As challenging as it was to write scenes featuring so many characters, there was also a thematically appropriate component to the large cast, according to Kokai. "It allows us to really have a bunch of voices," she says. "At the end of the day, 'don't rape people' is a fairly easy perspective to have. What's complicated is how different people react."

Once Grisanti had settled on her subject, the development process for Class of '94 involved multiple steps. In fall 2016, Grisanti visited Ogden to meet with students about their lives and perspectives on sexual violence. She began the writing process, did a workshop of the piece at Theatre [502] last summer, then returned this winter to further revise and work with the cast members. "The week I was there, could actually hear the words in the mouth of the actor," she says. "I made some changes like, for example, 'Oh, this joke isn't landing.

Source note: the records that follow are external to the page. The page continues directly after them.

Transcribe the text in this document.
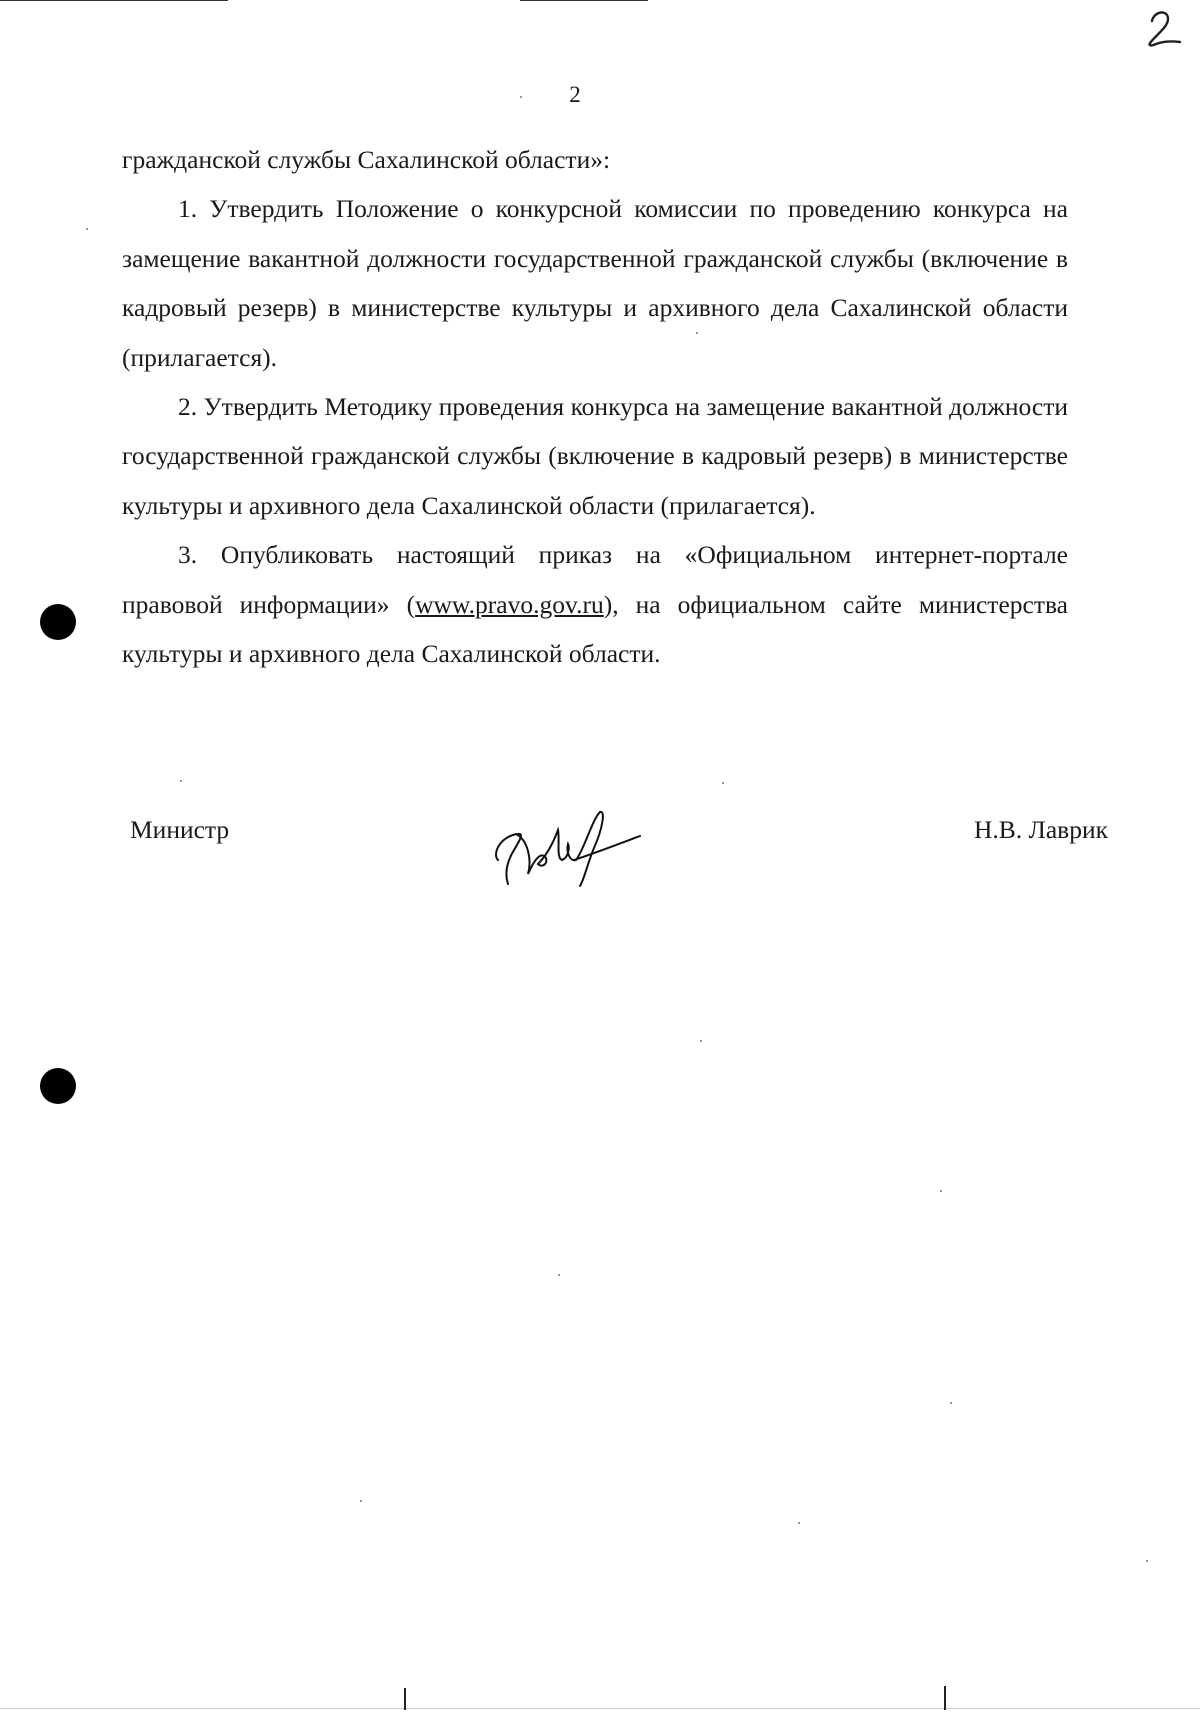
2

гражданской службы Сахалинской области»:

1. Утвердить Положение о конкурсной комиссии по проведению конкурса на замещение вакантной должности государственной гражданской службы (включение в кадровый резерв) в министерстве культуры и архивного дела Сахалинской области (прилагается).

2. Утвердить Методику проведения конкурса на замещение вакантной должности государственной гражданской службы (включение в кадровый резерв) в министерстве культуры и архивного дела Сахалинской области (прилагается).

3. Опубликовать настоящий приказ на «Официальном интернет-портале правовой информации» (www.pravo.gov.ru), на официальном сайте министерства культуры и архивного дела Сахалинской области.

Министр	Н.В. Лаврик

It's not the right actor/joke combination.'"

Then there was the unexpected confluence of the play's development with the #MeToo movement, and a brighter spotlight shining on harassment and sexual violence. "That was a total coincidence," Kokai says, "[The play] is not didactic, and it's not propaganda. ... But some of the lines were altered. One of the things a character says now is, 'We're in a moment when people are believing women.'"

That dynamic was significant for Grisanti, who was determined to avoid some of the pitfalls she identified in other dramatic works about sexual assault. "In the play, no one ever questions the assault," Grisanti says. "That was important, to never ask, 'Well, did it happen?' I find that question boring and inauthentic to real people's experiences.

"It's tempting for a dramatist to make this the question. But what other questions are dramatic that we can be asking around sexual violence? ... What is the balance between punishment and reconciliation? Do we ostracize people who commit violence, or try to reform them? How do communities heal after something like this?"

While audiences might come in with expectations about the subject matter based on media headlines, Kokai focuses on the work of crafting the best production possible, while also recognizing the delicacy of the subject matter. "We did think a lot about triggers and how audience members might be impacted by the performance," she says. "That's why we strategically partnered with the Women's Center, to provide resources and also outlets for those who have experienced sexual assault."

"It's been weird to feel this seismic shift," Grisanti says. "For people in social justice circles, like me and most women, we already knew that shit was fucked up. So I guess the feeling is, other people are finally seeing what we've seen all this time."